Nikki:  And it is clear, we don’t need people in high positions to tell us, “Oh, no, it doesn’t really mean that; this is what we know it means.”  No, it’s a part of this covenant.  It is a part of the covenantal promise that no longer will we need someone to tell us –

Colleen:  Yes.

Nikki:  – God Himself will tell us, His Spirit illuminates Scripture.  Certainly, He gave us teachers –

Colleen:  Absolutely.

Nikki:  – certainly He did.  But the Scriptures themselves are clear.

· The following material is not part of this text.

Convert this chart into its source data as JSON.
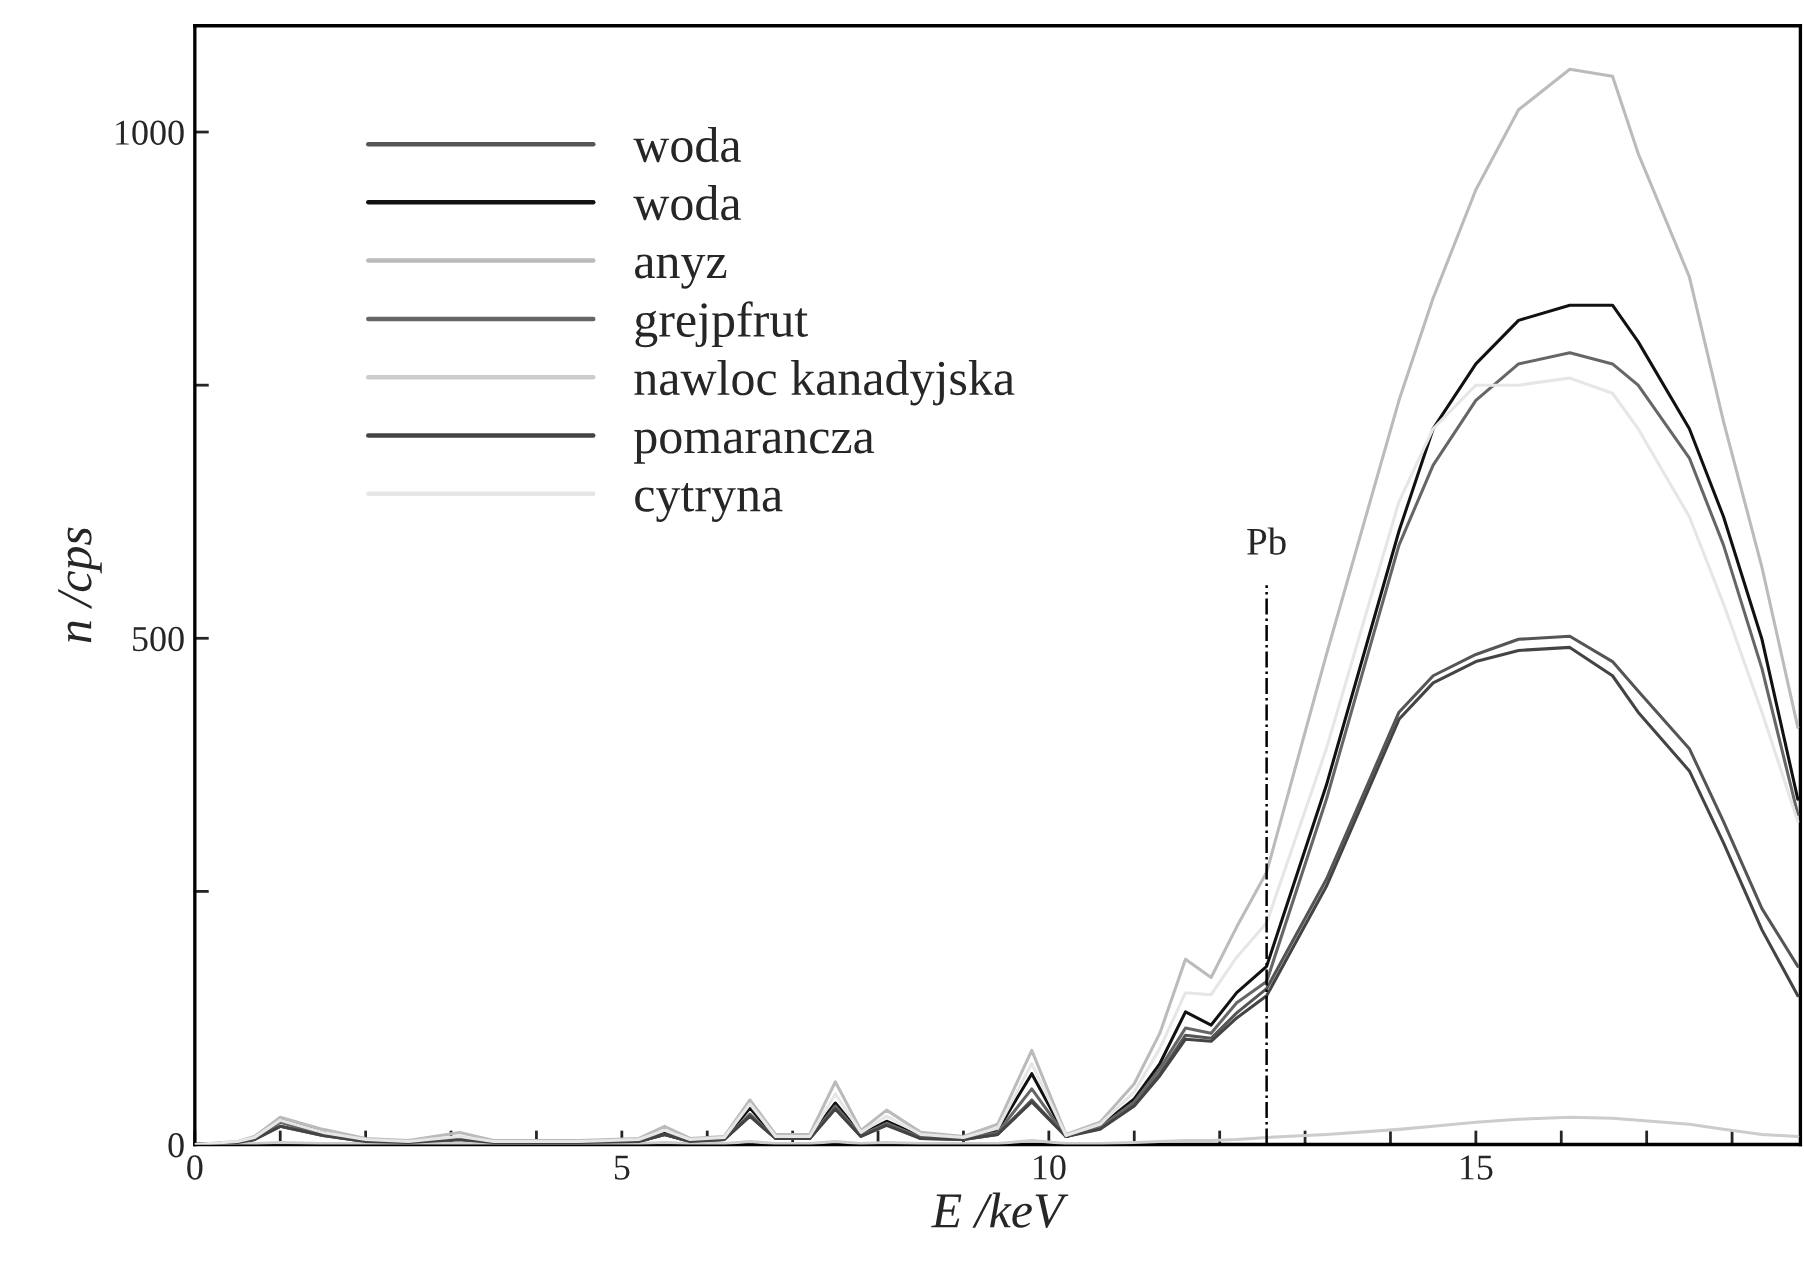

Colleen:  And when we believe that the Bible is inseparable from God Himself, that it is His Word, it examines us, it reveals us to ourselves, and it reveals Him to us, it’s something that we can’t actually twist for our purposes –

Nikki:  Um-hmm.

Colleen:  – without knowing that we’re actually sinning against God.  The Bible means what it says.  It is alive, it is living, and His Spirit will apply it to our lives.  And fundamentally, the most amazing thing that we get from Scripture that’s not revealed through God’s revelation of Himself in creation is the truth about Jesus and how God provided for our salvation.

Nikki:  Um-hmm.

Colleen:  That’s unique in the Bible.  No other religion has a God who sends His Son as incarnate in a human body to take our sin, to take the punishment intended for human sinners, take that into Himself, go to the cross, die a human death, and rise from death and break the curse on sinful man.  This is the unique message of Scripture that’s not found anywhere else in all of creation.  And it’s the life-changing thing that we all need.

Nikki:  Um-hmm.

Colleen:  There’s not much more we can say that’s more powerful than:  Read your Bible, ask God teach you, to ground you in truth and reality, and to protect you from deception.  He is faithful.  He will not trick you.  So read your Bible, and drink your last dregs of coffee with us.  [Laughter.]

Nikki:  [Laughter.]

Colleen:  We’re really happy to have shared this time with you again.